At the first meeting of its ethics task force, members of the American Subcontractors Association did some soul searching. They recognize that improving ethics in the construction industry means not only improving how they are treated by general contractors, but also improving how subcontractors deal with suppliers.
“We want to raise the consciousness of the industry,” said ASA President Vincent Terraferma, of KSW Mechanical Services Inc., Long Island City, N.Y. Terraferma and the ASA board of directors charged the task force with developing and implementing programs to improve industry ethics. The task force meeting was part of ASA’s annual convention in Newport Beach, Calif., March 9-11.
Task force member Kerrick Whisenant, of Cornerstone Detention Products Inc., Tanner, Ala., put it this way: “It’s not our job to rearrange the furniture, but it is our job to bring in the light and let everyone see the mess.”
Past President Anne Bigane Wilson, of Bigane Paving Co., Chicago, said, “General contractors don’t want to be bid-shopped by owners, but they do it to subs. Subs complain about general contractors, but do it to suppliers. The problem is that there is a fine line between bid shopping and negotiating.”

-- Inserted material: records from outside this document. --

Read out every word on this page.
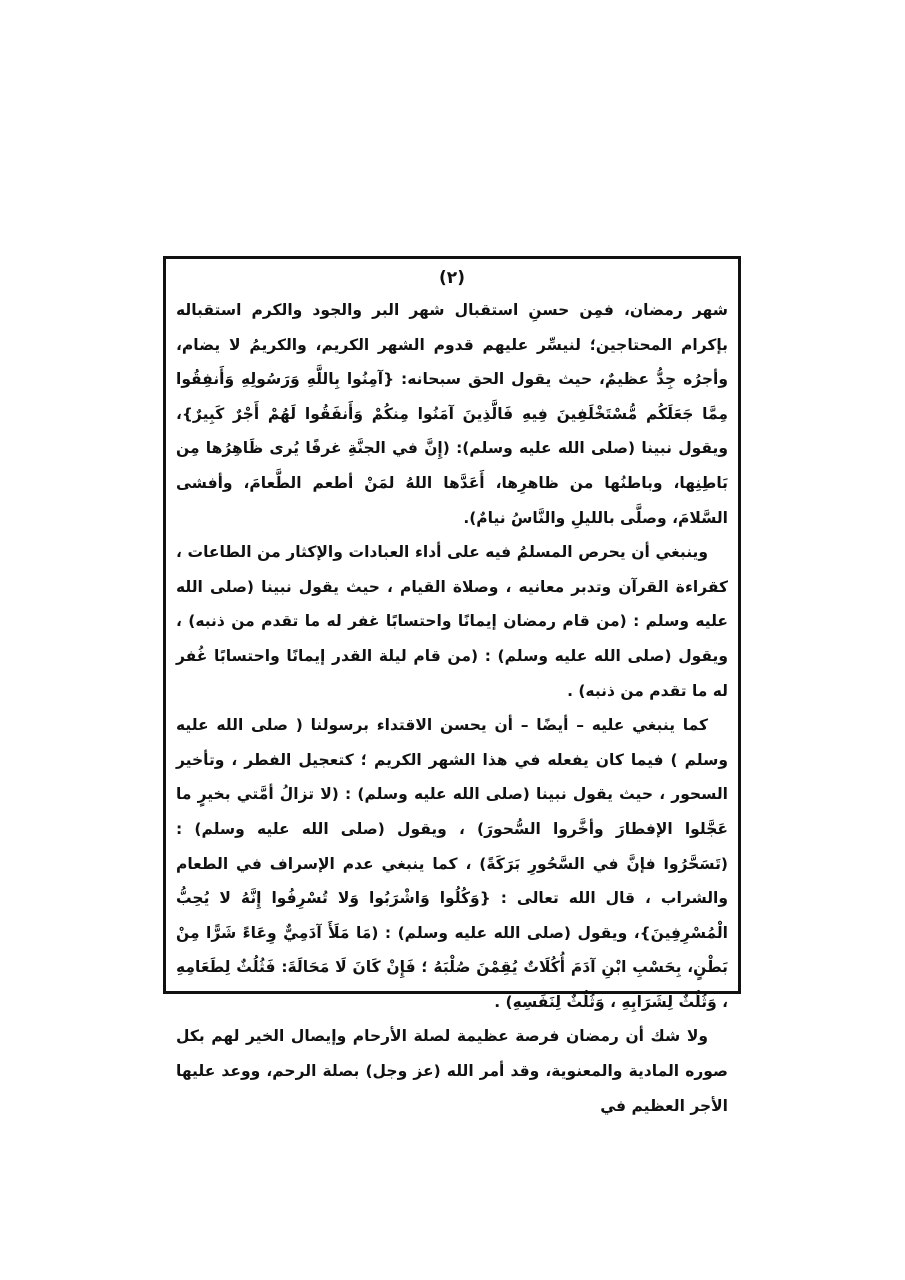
(٢)

شهر رمضان، فمِن حسنِ استقبال شهر البر والجود والكرم استقباله بإكرام المحتاجين؛ لنيسِّر عليهم قدوم الشهر الكريم، والكريمُ لا يضام، وأجرُه جِدُّ عظيمٌ، حيث يقول الحق سبحانه: {آمِنُوا بِاللَّهِ وَرَسُولِهِ وَأَنفِقُوا مِمَّا جَعَلَكُم مُّسْتَخْلَفِينَ فِيهِ فَالَّذِينَ آمَنُوا مِنكُمْ وَأَنفَقُوا لَهُمْ أَجْرٌ كَبِيرٌ}، ويقول نبينا (صلى الله عليه وسلم): (إِنَّ في الجنَّةِ غرفًا يُرى ظَاهِرُها مِن بَاطِنِها، وباطنُها من ظاهرِها، أَعَدَّها اللهُ لمَنْ أطعم الطَّعامَ، وأفشى السَّلامَ، وصلَّى بالليلِ والنَّاسُ نيامٌ).

وينبغي أن يحرص المسلمُ فيه على أداء العبادات والإكثار من الطاعات ، كقراءة القرآن وتدبر معانيه ، وصلاة القيام ، حيث يقول نبينا (صلى الله عليه وسلم : (من قام رمضان إيمانًا واحتسابًا غفر له ما تقدم من ذنبه) ، ويقول (صلى الله عليه وسلم) : (من قام ليلة القدر إيمانًا واحتسابًا غُفر له ما تقدم من ذنبه) .

كما ينبغي عليه – أيضًا – أن يحسن الاقتداء برسولنا ( صلى الله عليه وسلم ) فيما كان يفعله في هذا الشهر الكريم ؛ كتعجيل الفطر ، وتأخير السحور ، حيث يقول نبينا (صلى الله عليه وسلم) : (لا تزالُ أمَّتي بخيرٍ ما عَجَّلوا الإفطارَ وأخَّروا السُّحورَ) ، ويقول (صلى الله عليه وسلم) : (تَسَحَّرُوا فإنَّ في السَّحُورِ بَرَكَةً) ، كما ينبغي عدم الإسراف في الطعام والشراب ، قال الله تعالى : {وَكُلُوا وَاشْرَبُوا وَلا تُسْرِفُوا إِنَّهُ لا يُحِبُّ الْمُسْرِفِينَ}، ويقول (صلى الله عليه وسلم) : (مَا مَلَأَ آدَمِيٌّ وِعَاءً شَرًّا مِنْ بَطْنٍ، بِحَسْبِ ابْنِ آدَمَ أُكُلَاتٌ يُقِمْنَ صُلْبَهُ ؛ فَإِنْ كَانَ لَا مَحَالَةَ: فَثُلُثٌ لِطَعَامِهِ ، وَثُلُثٌ لِشَرَابِهِ ، وَثُلُثٌ لِنَفَسِهِ) .

ولا شك أن رمضان فرصة عظيمة لصلة الأرحام وإيصال الخير لهم بكل صوره المادية والمعنوية، وقد أمر الله (عز وجل) بصلة الرحم، ووعد عليها الأجر العظيم في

To task force chairman Tim McGuire, of McGuire Concrete Construction, Baltimore, the integrity guideline is clear and the same for every case: “How would I like to be treated in this situation?”
|Cosmo Quiz. ASA developed questions to help subcontractors evaluate their own business practices.|
ASA already has a document called the Professional Standards of Practice for Construction Subcontractors, and the task force will be working on raising this to a model code of ethics that companies can adopt for their businesses. It will continue its work using a discussion forum on ASA’s Website. The group also is distributing an integrity quiz so that subcontractors can evaluate their own business practices.
President-elect Stephen Rohrbach, of concrete contractor F.A. Rohrbach Inc., Allentown, Pa., says ASA’s continuing fight for retainage reform also involves ethics. “By the nature of it, retainage presumes that contractors are not ethical. My reputation is more important than any cash withheld.”